Beijing has also issued an open threat against another European nation when its President met the 80-year-old Nobel Peace Prize winner. According to Reuters, China’s foreign ministry said it would retaliate after Slovakia president Andrej Kiska met visiting exiled Tibetan spiritual leader this month.
Going by the prevalent mood, however, India appears disinterested in pandering to Chinese sentiments and is showing no nervousness about it.
On the Dalai Lama’s upcoming visit, Ministry of External Affairs spokesperson Vikas Swarup said the Buddhist leader was a “guest of India” and was free to travel across the country. “The Dalai Lama is a revered spiritual figure… He has a sizeable following among Buddhists in Arunachal Pradesh, who would like to seek his blessings.

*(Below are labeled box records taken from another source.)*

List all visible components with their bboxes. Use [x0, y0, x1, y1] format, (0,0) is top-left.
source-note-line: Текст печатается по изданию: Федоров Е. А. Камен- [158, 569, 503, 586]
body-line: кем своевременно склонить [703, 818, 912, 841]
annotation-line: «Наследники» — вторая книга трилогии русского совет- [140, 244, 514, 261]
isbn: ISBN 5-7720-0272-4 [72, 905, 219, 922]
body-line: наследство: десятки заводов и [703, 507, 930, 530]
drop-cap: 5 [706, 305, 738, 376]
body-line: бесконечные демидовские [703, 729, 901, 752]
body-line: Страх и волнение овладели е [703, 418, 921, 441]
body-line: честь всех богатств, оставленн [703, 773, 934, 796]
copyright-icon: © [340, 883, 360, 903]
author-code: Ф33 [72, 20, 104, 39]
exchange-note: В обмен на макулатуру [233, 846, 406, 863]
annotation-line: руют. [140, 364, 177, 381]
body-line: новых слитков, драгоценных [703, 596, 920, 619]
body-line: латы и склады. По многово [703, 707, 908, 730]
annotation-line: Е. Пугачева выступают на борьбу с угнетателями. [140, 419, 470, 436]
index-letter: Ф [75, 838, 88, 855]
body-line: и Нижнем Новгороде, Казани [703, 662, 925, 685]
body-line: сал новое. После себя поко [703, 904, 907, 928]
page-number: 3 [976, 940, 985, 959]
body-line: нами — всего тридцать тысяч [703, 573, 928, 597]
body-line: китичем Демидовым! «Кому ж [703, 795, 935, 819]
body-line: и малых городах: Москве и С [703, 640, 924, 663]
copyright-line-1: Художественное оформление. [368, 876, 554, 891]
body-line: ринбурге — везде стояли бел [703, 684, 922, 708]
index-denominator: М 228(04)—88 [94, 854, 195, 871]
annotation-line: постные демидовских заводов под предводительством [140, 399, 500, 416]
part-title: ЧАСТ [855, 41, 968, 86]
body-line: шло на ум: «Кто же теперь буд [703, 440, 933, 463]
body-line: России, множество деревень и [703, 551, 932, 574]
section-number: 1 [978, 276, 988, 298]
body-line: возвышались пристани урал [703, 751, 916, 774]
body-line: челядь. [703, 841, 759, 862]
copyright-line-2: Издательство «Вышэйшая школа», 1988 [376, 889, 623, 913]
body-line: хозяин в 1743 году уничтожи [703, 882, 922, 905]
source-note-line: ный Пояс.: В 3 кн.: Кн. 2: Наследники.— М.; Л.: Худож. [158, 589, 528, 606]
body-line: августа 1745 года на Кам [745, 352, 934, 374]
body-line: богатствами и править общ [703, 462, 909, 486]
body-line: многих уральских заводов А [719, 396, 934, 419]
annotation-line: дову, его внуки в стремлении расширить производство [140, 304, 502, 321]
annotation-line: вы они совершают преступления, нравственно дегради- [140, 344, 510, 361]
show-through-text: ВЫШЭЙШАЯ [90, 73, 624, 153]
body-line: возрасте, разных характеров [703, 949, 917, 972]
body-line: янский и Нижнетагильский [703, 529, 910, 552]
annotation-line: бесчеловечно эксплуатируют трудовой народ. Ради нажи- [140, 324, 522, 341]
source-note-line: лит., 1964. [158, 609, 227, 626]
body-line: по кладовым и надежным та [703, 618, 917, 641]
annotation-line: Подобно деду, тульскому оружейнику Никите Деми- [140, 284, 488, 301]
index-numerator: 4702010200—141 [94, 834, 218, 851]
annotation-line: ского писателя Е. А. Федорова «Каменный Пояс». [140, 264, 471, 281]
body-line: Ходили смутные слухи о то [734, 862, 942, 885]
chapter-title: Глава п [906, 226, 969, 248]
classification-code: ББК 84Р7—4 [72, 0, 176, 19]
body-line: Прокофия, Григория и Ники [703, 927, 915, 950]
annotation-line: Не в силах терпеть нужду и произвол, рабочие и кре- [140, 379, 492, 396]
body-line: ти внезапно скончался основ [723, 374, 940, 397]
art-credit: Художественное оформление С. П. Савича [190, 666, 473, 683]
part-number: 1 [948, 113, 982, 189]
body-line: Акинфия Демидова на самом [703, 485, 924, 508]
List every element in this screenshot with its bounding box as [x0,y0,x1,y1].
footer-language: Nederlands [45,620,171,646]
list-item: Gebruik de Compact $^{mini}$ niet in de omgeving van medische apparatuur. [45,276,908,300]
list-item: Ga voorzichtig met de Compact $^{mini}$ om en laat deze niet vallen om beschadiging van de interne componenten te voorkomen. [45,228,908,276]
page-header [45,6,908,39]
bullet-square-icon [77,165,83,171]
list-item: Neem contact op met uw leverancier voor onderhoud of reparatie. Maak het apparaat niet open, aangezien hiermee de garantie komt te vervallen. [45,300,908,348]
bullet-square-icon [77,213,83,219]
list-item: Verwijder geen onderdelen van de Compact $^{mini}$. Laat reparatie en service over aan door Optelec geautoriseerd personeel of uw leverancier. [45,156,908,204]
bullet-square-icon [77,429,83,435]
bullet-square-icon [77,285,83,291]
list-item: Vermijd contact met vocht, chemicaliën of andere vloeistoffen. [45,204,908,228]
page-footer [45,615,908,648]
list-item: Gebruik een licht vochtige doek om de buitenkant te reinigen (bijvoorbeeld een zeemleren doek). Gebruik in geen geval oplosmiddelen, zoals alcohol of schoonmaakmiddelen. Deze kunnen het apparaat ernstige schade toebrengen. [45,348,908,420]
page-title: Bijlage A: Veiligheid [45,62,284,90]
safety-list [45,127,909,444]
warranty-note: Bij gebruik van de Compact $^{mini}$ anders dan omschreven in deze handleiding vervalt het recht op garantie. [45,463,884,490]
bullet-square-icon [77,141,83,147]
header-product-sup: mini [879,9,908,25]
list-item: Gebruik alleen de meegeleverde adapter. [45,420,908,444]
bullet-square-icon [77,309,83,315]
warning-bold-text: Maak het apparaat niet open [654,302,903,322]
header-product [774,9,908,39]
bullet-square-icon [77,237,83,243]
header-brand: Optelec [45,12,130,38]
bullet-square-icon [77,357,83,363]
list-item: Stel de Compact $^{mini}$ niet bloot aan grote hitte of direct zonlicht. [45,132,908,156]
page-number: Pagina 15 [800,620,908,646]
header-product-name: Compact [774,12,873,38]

He has visited the state in the past as well and we see nothing unusual if he visits again,” Swarup said.

The desire to play hardball is sign of a new, retaliatory foreign policy that is fast becoming the hallmark of Modi regime.

India obviously hasn’t taken kindly to Chinese snubs over Masood Azhar or a seat in Nuclear Suppliers’ Group. By pulling the strings of existing (anti-China) levers, it wants to send a message to China that the dragon cannot continue to take the elephant for granted. There is nothing wrong with the strategy but India must not blink when faced with reciprocal reactions from China.